The first three stanzas is mainly an introduction of the setting, the characters and the characters relationship that progresses to reach the climax and ultimately the tragedy. The tragedy begins in the fourth stanza where deception takes place. The two youths become weary, tired with kisses sweet, as their day spent together comes to a close. Realizing that it is almost evening and they soon must part, they agree to meet, when the silent sleep. The last three lines of the fourth stanza illustrates that this deceitfulness of the couple is the climax this tragedy. The line waves o er heavens deep creates a picture of intense clouds, like waves, rapidly covering the sky.

This line is extremely powerful, foreshadowing a tragic ending. The transition from the bright summer day to this dark gloomy night is concise for the climax because from this point on, the downfall begins. The calamity begins when the girl, maiden bright, encounters her father white. Each line in the fifth stanza is very succinct yet visual. The father sees his daughter as a bright light that is glowing with fear, her tender limbs with terror shook.

The daughter sees her father as pale white, glowing with outrage. Although he has a loving look of a father, his wrath overpowers his love. She sees him as the holy book embodying the written laws of forbidden pleasure. The sixth stanza is the continuation of the father's anger.

He addresses his daughter as Ona, the feminine form of one, and describes her as pale and weak from being terrified. The poem ends with the father expressing his grief, his fear and his care towards his daughter that is causing him to grow white hair, blossoms of my hoary hair. The father is conscious only of outrage, having forgotten in old age the joys of young love. This lyrical poem is written in a distinctive form, excluding the introductory stanza.

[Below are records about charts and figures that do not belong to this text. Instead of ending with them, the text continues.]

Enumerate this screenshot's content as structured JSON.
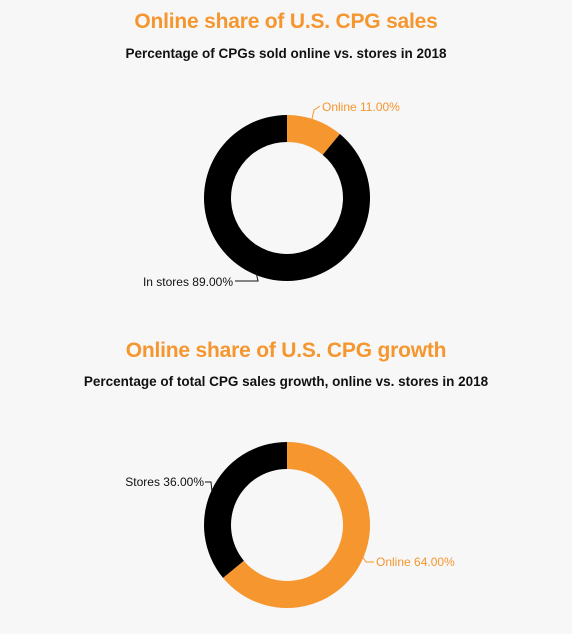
{
  "colors": {
    "accent": "#f5962f",
    "stores": "#000000",
    "label_dark": "#111111",
    "background": "#f7f7f7"
  },
  "chart_data": [
    {
      "type": "pie",
      "title": "Online share of U.S. CPG sales",
      "subtitle": "Percentage of CPGs sold online vs. stores in 2018",
      "series": [
        {
          "name": "Online",
          "value": 11.0,
          "label": "Online 11.00%",
          "color": "#f5962f"
        },
        {
          "name": "In stores",
          "value": 89.0,
          "label": "In stores 89.00%",
          "color": "#000000"
        }
      ],
      "donut": true,
      "legend": "none"
    },
    {
      "type": "pie",
      "title": "Online share of U.S. CPG growth",
      "subtitle": "Percentage of total CPG sales growth, online vs. stores in 2018",
      "series": [
        {
          "name": "Online",
          "value": 64.0,
          "label": "Online 64.00%",
          "color": "#f5962f"
        },
        {
          "name": "Stores",
          "value": 36.0,
          "label": "Stores 36.00%",
          "color": "#000000"
        }
      ],
      "donut": true,
      "legend": "none"
    }
  ]
}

The body consist of six stanzas with six lines in each. The sixth line of each stanza however, is not a distinct line but is the continuation of the fifth line. A rhyming scheme is incorporated throughout the entire poem. The first and second line of each stanza rhymes, and the third, fourth and sixth line also rhyme.

For instance, in the second stanza, gold from line one rhymes with cold from line two, and in the last stanza, weak in line one rhymes with speak in line two. Also, in the second stanza, bright from line three rhymes with light from line four and delight from line six. The fifth stanza is slightly unique from the rest of the body because lines one, two, three, four, and six all rhyme: sweet, meet, sleep, deep, and weep. The introductory stanza is also unique, having only four lines, and also having the first and second lines rhyme, age and page, and the third and fourth lines rhyme, time and crime. The grammar and diction in this poem, and also throughout his book, is quite unusual. Often, old English is used; such as removd, afar, o er, O, and Ona.

The words removd and o er merely exclude a single letter and the words afar and O are seen often in English poems, especially Shakespearean poems. The word Ona is the feminine form of One; an individual is personified as a little girl. Blake tends to capitalize only certain words in all of his poems, including the title. In this poem, he capitalized Girl, from the title, and Age, Love, and Gold from the body. There is no distinct pattern in his work but he tends to only capitalize those words that should be emphasized. Blake also likes to use colons, especially in this poem.

A missing period at the end of his poem is extremely conspicuous and questions the ending of this poem. The poem, The Little GIRL Lost, is a tragic love between a girl and a boy and mainly a girl and her father. Blake conveys this tragedy through a structural six stanza lyrical poem that included a setting, characters, a plot, a climax and a downfall. It is amazing to see how a story that could be told in ten pages could be reduced to half a page with its full meaning preserved.

William Blake's lyrical poems in Songs of Experience are all written in similar form. Rhyme is incorporated in the majority of his poems, random capitalization's are also observed and there is frequent use of Old English. The content of each poem has its own distinct meaning but they all are inspired from Experiences, both good and evil.